Difficile. Il y a un manque de collaboration ou elle est parfois contradictoire. On tire tous à la même corde mais nous avons un esprit de clocher très fort. Combien de fois, j’ai entendu « ah, tu es une ormonanche donc pas Leysenoude ou l’inverse selon le lieu où j’ai habité ou travaillé.

Comment voyez-vous la transition économique dans la région ? Pour un entrepreneur ?

En ville, on touche plus de monde mais dans un village la clientèle est plus fidèle et on crée de vraies relations avec les clients. C’est donc un aspect important à prendre en compte dans son modèle. Les gens me connaissent ici comme infirmière, cela facilite aussi le développement de clientèle. Et puis les Alpes ont une très forte identité qui aide pour l’image de marque pure et saine des produits.
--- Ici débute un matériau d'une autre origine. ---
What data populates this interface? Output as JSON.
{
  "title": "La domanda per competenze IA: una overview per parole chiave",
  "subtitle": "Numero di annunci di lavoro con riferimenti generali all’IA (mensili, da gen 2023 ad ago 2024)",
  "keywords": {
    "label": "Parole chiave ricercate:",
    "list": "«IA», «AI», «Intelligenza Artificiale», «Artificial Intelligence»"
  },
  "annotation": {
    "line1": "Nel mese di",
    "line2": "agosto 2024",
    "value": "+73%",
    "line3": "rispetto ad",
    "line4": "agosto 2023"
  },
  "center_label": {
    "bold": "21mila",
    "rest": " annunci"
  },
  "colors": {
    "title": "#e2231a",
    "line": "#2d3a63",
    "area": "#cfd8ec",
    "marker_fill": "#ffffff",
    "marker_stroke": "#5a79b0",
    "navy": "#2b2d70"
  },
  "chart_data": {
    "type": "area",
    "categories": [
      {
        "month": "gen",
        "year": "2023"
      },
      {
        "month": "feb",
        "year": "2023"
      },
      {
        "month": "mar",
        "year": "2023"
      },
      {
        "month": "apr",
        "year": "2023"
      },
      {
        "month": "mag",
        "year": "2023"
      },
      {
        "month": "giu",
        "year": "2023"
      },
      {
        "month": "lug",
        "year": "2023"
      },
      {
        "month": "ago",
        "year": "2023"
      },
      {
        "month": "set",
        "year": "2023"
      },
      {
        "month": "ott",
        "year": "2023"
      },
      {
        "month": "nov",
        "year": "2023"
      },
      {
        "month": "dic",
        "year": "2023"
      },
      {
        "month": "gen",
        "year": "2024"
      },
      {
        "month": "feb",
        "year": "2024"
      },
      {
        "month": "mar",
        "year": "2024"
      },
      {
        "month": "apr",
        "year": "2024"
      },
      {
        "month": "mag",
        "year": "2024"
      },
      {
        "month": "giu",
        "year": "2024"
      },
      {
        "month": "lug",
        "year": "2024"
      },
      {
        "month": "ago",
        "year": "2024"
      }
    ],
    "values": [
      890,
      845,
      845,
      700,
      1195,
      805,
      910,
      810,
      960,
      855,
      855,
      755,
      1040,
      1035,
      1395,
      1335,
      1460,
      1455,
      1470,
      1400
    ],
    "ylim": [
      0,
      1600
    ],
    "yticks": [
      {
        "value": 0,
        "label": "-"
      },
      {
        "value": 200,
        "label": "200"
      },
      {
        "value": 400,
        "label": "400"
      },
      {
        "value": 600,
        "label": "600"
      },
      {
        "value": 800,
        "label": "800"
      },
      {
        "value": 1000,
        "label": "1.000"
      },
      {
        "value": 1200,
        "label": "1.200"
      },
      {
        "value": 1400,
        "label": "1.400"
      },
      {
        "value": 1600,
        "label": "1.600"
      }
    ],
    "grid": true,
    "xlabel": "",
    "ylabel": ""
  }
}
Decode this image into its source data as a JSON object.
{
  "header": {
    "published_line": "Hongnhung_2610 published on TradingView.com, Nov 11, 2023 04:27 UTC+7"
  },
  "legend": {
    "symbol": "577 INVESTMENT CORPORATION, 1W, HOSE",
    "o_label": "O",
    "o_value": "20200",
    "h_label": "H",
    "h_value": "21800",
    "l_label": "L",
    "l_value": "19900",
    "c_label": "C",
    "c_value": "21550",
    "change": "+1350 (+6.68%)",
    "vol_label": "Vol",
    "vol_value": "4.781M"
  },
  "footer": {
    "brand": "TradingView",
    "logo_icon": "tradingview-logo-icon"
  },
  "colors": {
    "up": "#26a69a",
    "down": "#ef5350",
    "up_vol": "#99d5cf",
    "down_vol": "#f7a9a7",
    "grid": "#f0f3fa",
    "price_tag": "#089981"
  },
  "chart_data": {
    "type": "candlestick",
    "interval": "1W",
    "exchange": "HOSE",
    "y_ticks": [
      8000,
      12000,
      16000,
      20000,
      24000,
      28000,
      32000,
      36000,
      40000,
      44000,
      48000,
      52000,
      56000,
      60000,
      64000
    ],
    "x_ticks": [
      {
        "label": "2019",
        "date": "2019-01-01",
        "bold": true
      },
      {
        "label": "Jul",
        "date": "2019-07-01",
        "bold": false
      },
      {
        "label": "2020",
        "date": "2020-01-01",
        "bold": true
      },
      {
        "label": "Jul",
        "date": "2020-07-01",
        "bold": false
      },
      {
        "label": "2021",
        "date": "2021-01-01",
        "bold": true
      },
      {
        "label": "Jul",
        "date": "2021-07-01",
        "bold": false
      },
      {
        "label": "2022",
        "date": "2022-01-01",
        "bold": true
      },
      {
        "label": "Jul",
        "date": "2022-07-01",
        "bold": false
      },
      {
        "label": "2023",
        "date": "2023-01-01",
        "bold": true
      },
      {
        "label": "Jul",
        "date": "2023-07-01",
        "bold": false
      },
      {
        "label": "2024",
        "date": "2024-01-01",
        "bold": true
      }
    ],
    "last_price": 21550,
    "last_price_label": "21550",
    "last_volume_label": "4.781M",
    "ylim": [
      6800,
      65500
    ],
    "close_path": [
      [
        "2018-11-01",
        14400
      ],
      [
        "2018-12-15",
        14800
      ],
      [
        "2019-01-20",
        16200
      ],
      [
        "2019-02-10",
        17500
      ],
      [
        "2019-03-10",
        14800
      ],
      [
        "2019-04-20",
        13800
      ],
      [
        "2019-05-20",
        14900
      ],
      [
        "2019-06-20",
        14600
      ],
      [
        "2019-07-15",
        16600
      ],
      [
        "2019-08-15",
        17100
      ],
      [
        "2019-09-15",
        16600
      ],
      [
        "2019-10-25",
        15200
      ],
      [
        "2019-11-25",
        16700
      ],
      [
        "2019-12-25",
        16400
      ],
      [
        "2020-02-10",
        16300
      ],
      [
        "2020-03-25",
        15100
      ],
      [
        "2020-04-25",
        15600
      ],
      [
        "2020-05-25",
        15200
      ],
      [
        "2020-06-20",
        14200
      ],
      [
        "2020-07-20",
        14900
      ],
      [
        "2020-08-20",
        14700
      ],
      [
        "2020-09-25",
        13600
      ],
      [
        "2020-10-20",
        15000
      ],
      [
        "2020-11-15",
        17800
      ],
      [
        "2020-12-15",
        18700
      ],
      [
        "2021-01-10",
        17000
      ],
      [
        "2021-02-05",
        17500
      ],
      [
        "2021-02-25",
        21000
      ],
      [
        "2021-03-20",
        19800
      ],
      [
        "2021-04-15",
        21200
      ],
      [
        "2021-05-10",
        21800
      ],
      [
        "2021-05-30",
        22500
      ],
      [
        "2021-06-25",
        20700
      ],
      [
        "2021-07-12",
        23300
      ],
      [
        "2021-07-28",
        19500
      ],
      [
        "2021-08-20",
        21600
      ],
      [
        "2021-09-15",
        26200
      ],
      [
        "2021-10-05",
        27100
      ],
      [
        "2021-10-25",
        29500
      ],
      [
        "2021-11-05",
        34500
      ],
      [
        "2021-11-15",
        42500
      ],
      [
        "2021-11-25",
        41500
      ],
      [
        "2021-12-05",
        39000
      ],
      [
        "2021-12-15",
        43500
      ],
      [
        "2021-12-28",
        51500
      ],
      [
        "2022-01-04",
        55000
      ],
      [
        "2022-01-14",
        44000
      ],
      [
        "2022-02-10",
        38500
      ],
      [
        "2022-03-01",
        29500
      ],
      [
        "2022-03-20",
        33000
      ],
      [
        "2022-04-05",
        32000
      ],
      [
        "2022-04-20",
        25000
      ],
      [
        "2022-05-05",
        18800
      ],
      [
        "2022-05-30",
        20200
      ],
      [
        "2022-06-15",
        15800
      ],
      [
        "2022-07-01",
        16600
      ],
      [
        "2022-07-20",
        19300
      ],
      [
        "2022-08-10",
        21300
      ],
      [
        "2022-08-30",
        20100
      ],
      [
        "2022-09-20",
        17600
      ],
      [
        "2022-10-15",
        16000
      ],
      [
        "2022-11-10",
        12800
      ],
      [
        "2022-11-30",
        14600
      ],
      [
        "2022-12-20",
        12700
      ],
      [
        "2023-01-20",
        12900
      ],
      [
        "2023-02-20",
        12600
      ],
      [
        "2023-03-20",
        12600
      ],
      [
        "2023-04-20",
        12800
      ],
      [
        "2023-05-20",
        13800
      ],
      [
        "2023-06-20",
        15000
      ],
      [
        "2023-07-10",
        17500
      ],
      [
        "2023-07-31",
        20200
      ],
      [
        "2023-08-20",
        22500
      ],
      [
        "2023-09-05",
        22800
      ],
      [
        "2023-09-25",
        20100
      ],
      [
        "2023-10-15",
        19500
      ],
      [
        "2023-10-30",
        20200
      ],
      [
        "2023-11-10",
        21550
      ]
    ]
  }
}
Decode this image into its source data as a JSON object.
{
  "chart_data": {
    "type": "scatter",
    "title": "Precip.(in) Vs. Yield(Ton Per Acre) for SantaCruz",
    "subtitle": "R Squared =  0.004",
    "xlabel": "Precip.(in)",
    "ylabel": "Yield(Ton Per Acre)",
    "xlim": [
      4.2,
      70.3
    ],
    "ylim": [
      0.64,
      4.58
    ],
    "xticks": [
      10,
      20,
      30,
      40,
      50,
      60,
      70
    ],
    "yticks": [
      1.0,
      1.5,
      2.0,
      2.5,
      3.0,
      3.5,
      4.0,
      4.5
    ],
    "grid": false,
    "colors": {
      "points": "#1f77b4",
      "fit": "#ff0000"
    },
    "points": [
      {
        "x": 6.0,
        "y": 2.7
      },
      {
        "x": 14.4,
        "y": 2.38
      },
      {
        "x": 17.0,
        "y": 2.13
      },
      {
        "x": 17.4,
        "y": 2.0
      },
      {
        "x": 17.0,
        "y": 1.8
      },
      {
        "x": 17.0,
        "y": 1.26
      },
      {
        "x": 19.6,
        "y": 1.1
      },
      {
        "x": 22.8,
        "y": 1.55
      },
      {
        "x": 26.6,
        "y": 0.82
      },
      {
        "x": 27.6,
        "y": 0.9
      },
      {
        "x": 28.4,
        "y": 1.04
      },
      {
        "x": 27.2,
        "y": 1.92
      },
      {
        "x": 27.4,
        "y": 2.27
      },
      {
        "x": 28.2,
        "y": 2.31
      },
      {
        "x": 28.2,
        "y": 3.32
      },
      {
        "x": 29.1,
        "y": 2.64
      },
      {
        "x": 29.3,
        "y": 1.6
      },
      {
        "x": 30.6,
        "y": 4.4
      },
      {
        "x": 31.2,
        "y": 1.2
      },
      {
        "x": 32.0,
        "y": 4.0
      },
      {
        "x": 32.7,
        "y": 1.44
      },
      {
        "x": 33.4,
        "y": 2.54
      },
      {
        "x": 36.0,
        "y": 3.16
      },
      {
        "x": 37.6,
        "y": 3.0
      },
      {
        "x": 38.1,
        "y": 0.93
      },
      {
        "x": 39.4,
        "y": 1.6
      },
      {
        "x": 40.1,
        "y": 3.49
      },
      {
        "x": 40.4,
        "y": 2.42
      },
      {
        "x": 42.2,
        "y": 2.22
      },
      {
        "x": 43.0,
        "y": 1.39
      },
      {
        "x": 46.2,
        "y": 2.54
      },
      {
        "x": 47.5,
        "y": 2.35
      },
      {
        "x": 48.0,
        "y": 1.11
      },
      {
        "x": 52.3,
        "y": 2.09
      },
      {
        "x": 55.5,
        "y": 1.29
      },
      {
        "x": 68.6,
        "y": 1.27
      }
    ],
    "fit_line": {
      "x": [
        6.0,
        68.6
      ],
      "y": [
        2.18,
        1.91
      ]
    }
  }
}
Qu’est-ce qui a été facile pour vous dans le projet Aromalpes ?

J’ai vocation à soigner les gens et quand je reçois les retours positifs des clients qui trouvent mes préparations efficaces, cela me permet de rester motivée et m’encourage. J’aime faire le suivi et développer un produit personnalisé par rapport à un problème à un moment t et puis le faire évoluer avec le temps selon les besoins de la personne. D’ailleurs je travaille aussi avec leurs réactions aux odeurs et leur ressenti.

Et puis les gens aiment aussi beaucoup le flaconnage et le logo.

Et qu’est-ce qui a été plus compliqué ?

Il y a eu un très gros travail de construction de réseau et de recherche de fournisseurs.

Le marketing et la gestion des réseaux sociaux sont aussi des activités énergivores et pour lesquelles j’ai peu de goût. On perd vite du temps, surtout si on n’est pas bon en informatique et le retour est peu quantifiable.

Comment ça se passe d’avoir 3 jobs en même temps ? Une recommandation sur comment gérer cela ?

Pas facile, il faut jongler. A terme j’aimerais que l’aromathérapie devienne mon principal revenu mais c’est encore de la musique d’avenir. En fait, un de mes rêves c’est d’aller  travailler dans les pays producteurs d’huiles essentielles et de permettre à la population locale de les utiliser. Par exemple à Madagascar, ils produisent les meilleures distillations d’Ylang-Ylang à l’exportation et ne l’utilisent pas pour leur propre besoin.

Joli programme en effet, ça me rappelle l’ethnomédécine et Jean-Pierre Willem, peut-être un contact que tu aurais envie d’explorer !

Merci, j’y jetterai un coup d’œil !

Et pour clore cet entretien, avez-vous un message que vous voudriez faire passer à la communauté ?

Il faut être sûr et convaincu de ce qu’on veut faire. Dans notre cas, nous n’avions pas fait de business plan et on s’est vite perdue dans les objectifs : trop de produits : trop d’idées : trop de stocks, trop de tout à faire en même temps. Donc pour ceux qui veulent démarrer, cela vaut la peine de passer du temps sur ce fichu business plan et définir clairement son objectif.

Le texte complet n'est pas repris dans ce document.